私は、バッグにキャットフードを常備させていました。中国の残飯は香辛料が多く含まれているので、それらを食べた野良猫はお腹を壊してしまうのです。私は何度も公園や街角で、極限の空腹状態から苦しそうに、唐辛子が沢山入った残飯を食べる猫を見てきました。その姿があまりに痛ましかったのです。
その仔は、ある日の夕方、私の住んでいたアパートの一階の住人が飼っていたブルドッグに吼えられ、私の胸に飛び込んで来ました。私が抱き上げると、その仔の下半身は汚物で湿っていました。ひどく衰弱していて、私は食あたりではないかと思いました。
(このまま動物病院に連れて行っても、獣医さんに診てもらえないかもしれない)
そう思った私は、その仔を家に連れて帰り、温かいお湯で下半身を拭いて、一番新しいバスタオルで小さなベッドを作ってあげると、仔猫用のキャットフードを買いに走りました。その仔は黄色い小柄な体をしていて、私が家に戻った時には、安心したようにバスタオルの中で眠っていました。私が指でキャットフードを口元に運ぶと、少しだけ口を開けてくれたので、そっと口の中に入れてあげると、一生懸命に呑みこんでくれました。
私はきっと助かると信じていたのです。すでに夜の8時を過ぎていたので、翌朝動物病院に連れて行って点滴を打ってもらえば、回復すると思っていたのです。
しかし、明け方その仔の姿を見た私は、自分を殴りつけたくなりました。その仔の背骨は硬く反りはじめていて、口の中は氷のように冷たくなっていました。
(手遅れになってしまった、私の甘い考えでこの仔を死なせてしまう)
私は半狂乱のようになり、その仔をバスタオルごと抱くと、タクシーに乗って動物病院に行きました。タクシーの中で何度も何度も「生きて!死なないで!」と話しかけました。動物病院の受付に着いて「お願いです!すぐに手当てをしてあげてください!私が悪いんです、昨日はまだ元気があったんです!」と叫ぶと、獣医さんが出てきて下さり、その仔の容態を見て、私に「ごめんね、この仔はもう手遅れだ、体温が無くなっている、もう命が無いんだよ」と言いました。
私は「だってまだ呼吸があります、生きているんです!助けてください、お願いします、お願いします!」と言って泣きじゃくりました。

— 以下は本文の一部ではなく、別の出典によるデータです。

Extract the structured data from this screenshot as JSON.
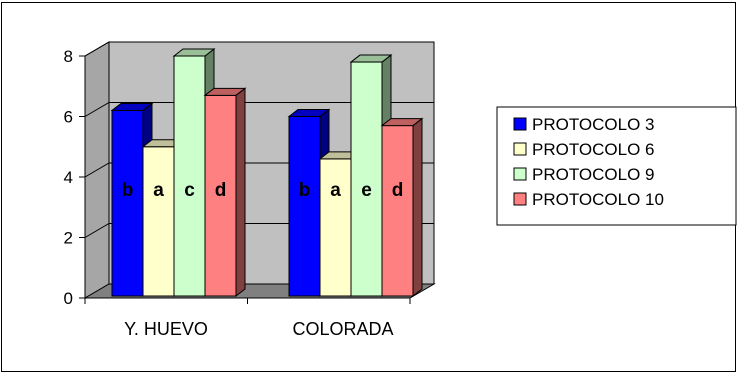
{
  "chart_data": {
    "type": "bar",
    "style": "3d-clustered-column",
    "categories": [
      "Y. HUEVO",
      "COLORADA"
    ],
    "series": [
      {
        "name": "PROTOCOLO 3",
        "values": [
          6.2,
          6.0
        ],
        "labels": [
          "b",
          "b"
        ],
        "color": "#0000ff"
      },
      {
        "name": "PROTOCOLO 6",
        "values": [
          5.0,
          4.6
        ],
        "labels": [
          "a",
          "a"
        ],
        "color": "#ffffcc"
      },
      {
        "name": "PROTOCOLO 9",
        "values": [
          8.0,
          7.8
        ],
        "labels": [
          "c",
          "e"
        ],
        "color": "#ccffcc"
      },
      {
        "name": "PROTOCOLO 10",
        "values": [
          6.7,
          5.7
        ],
        "labels": [
          "d",
          "d"
        ],
        "color": "#ff8080"
      }
    ],
    "yticks": [
      0,
      2,
      4,
      6,
      8
    ],
    "ylim": [
      0,
      8
    ],
    "grid": true,
    "legend": "right",
    "wall_color": "#c0c0c0",
    "floor_color": "#808080"
  }
}
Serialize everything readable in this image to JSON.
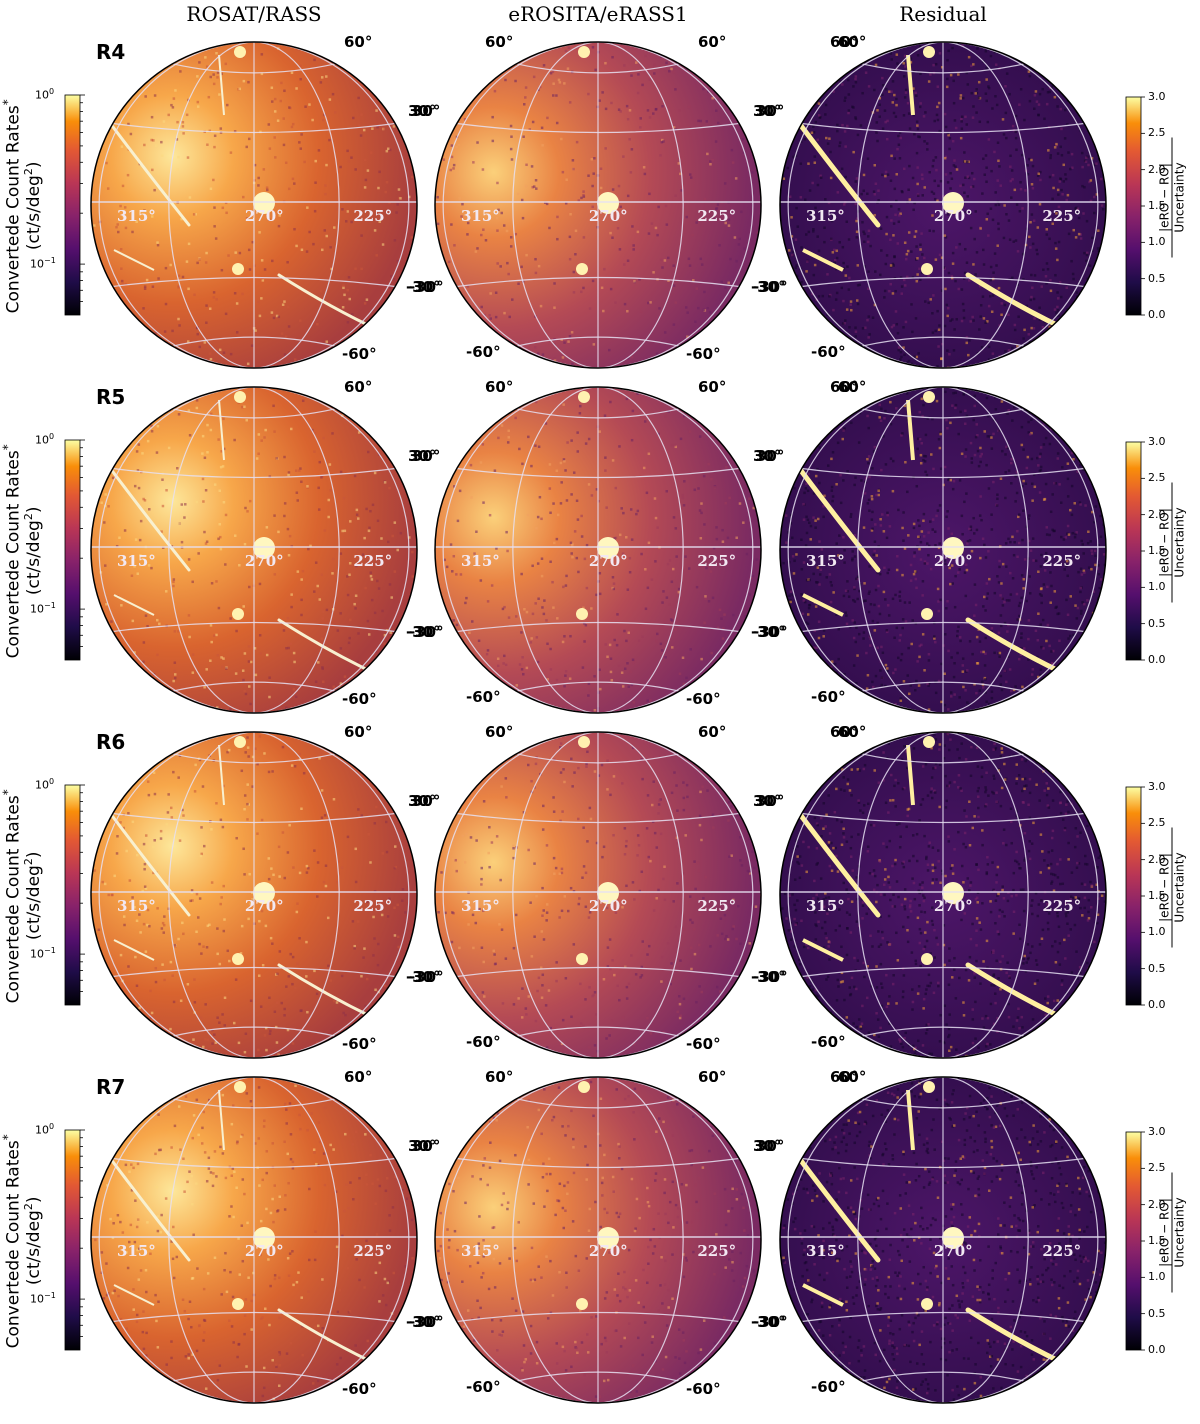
{
  "columns": [
    "ROSAT/RASS",
    "eROSITA/eRASS1",
    "Residual"
  ],
  "rows": [
    "R4",
    "R5",
    "R6",
    "R7"
  ],
  "longitude_labels": [
    "315°",
    "270°",
    "225°"
  ],
  "latitude_labels": {
    "n60": "60°",
    "n30": "30°",
    "s30": "-30°",
    "s60": "-60°"
  },
  "left_colorbar": {
    "title": "Convertede Count Rates",
    "title_superscript": "*",
    "units_prefix": "(ct/s/deg",
    "units_power": "2",
    "units_suffix": ")",
    "tick_top": "10",
    "tick_top_exp": "0",
    "tick_bottom": "10",
    "tick_bottom_exp": "−1",
    "scale": "log",
    "range": [
      0.05,
      1.0
    ],
    "colormap": "inferno"
  },
  "right_colorbar": {
    "ticks": [
      "3.0",
      "2.5",
      "2.0",
      "1.5",
      "1.0",
      "0.5",
      "0.0"
    ],
    "label_numerator": "|eRO − RO|",
    "label_denominator": "Uncertainty",
    "range": [
      0.0,
      3.0
    ],
    "colormap": "inferno"
  },
  "colors": {
    "rosat_base": "#e07a3a",
    "erosita_base": "#b84f5c",
    "residual_base": "#3b1058",
    "grid": "#e6e0f2"
  }
}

「点滴、点滴を打ってください、私がお腹を壊して衰弱した時は、いつも病院の先生は点滴を打ってくれます、そうすれば回復します、お願いです、手当てをしてください!」
獣医さんと動物病院のスタッフの方々は、「僕たちは、この仔がいま楽になるように麻酔薬を打って安楽死させてあげることしかできないんだ。君が望むなら、僕たちは最善の方法でこの仔を楽にしてあげたい」と言ってくれました。
その仔の死を知った私は、それから1時間も病院の受付で大声で泣き続けました。病院の人たちは誰一人、私を追い出そうとはしませんでした。
「对不起、对不起、是我不好(ドゥイブチー、ドゥイブチー、シー・ウォー・ブーハオ/ごめんね、ごめんね、私が悪かった)」
その言葉しか出てきませんでした。最後の力を振り絞って私の胸に飛び込んで来てくれたのに、助けてあげられなかった。そのことばかり考えていました。獣医さんがその仔を連れて病室の奥に入っていった後も、私は泣き続けました。その仔の柔らかい毛の感触が悲しくて悲しくて、もう一度温かかったその仔の体を抱きたくて、大声で泣きました。
泣く力が尽きて放心状態になると、隣におばさんが座っていて、私の背を撫でてくれていました。「大丈夫?お家まで車で送ってあげるよ」と言って、おばさんは私をアパートまで送ってくれました。心配だからと言って私の携帯電話の番号を聞き、やはり家に帰っても泣き続けていた私に、電話をしてくれました。
「大丈夫です、ありがとう」
私は、おばさんにそう答えました。